The auditions were held in San Francisco. Dad had some big conference at the school that week and couldn’t get away, and Mom had just started a new job at the travel agency, so Gran volunteered to accompany me. “We’ll make a girls’ weekend of it. Take high tea at the Fairmont. Go window-shopping in Union Square. Ride the ferry to Alcatraz. We’ll be tourists.”
But a week before we were due to leave, Gran tripped over a tree root and sprained her ankle. She had to wear one of those clunky boots and wasn’t supposed to walk. Minor panic ensued. I said I could just go by myself—drive, or take the train, and come right back.
It was Gramps who insisted on taking me. We drove down together in his pickup truck. We didn’t talk much, which was fine by me because I was so nervous. I kept fingering the Popsicle-stick good-luck talisman Teddy had presented me with before we left. “Break an arm,” he’d told me.

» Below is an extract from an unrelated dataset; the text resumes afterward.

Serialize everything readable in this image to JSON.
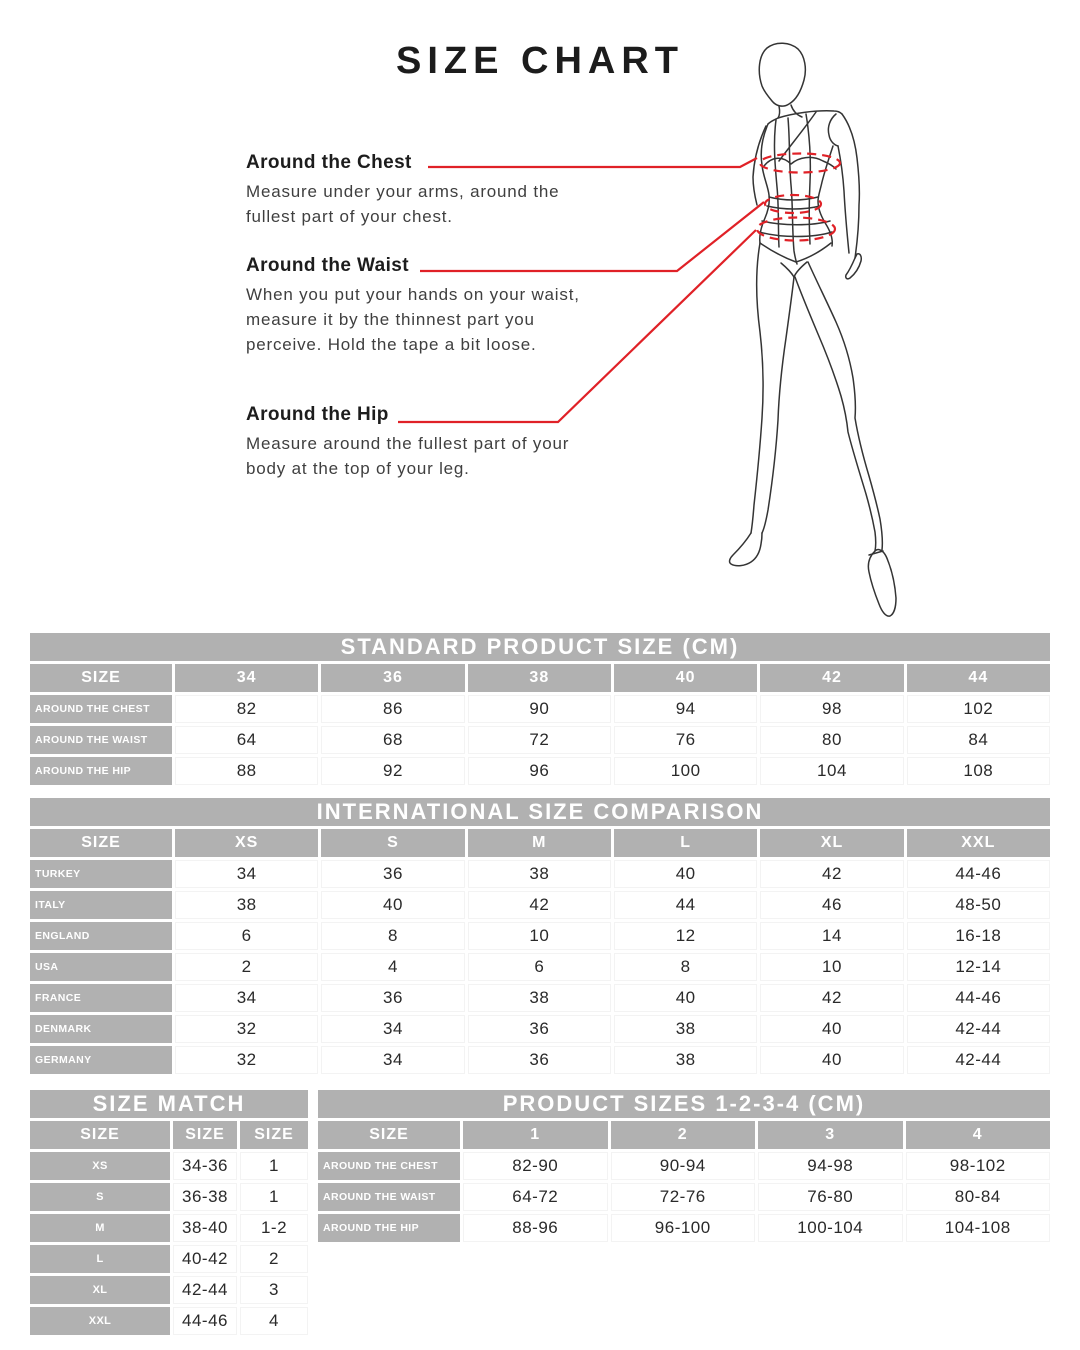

Gramps and I listened to classical music and farm reports on the radio when we could pick up a station. Otherwise, we sat in silence. But it was such a calming silence; it made me relax and feel closer to him than any heart-to-heart would have.
Gran had booked us in a really frilly inn, and it was funny to see Gramps in his work boots and plaid flannel amid all the lacy doilies and potpourri. But he took it all in stride.
The audition was grueling. I had to play five pieces: a Shostakovich concerto, two Bach suites, all Tchaikovsky’s Pezzo capriccioso, which was next to impossible, and a movement from Ennio Morricone’s The Mission, a fun but risky choice because Yo-Yo Ma had covered this and everyone would compare. I walked out with my legs wobbly and my underarms wet with sweat. But my endorphins were surging and that, combined with the huge sense of relief, left me totally giddy.
“Shall we see the town?” Gramps asked, his lips twitching into a smile.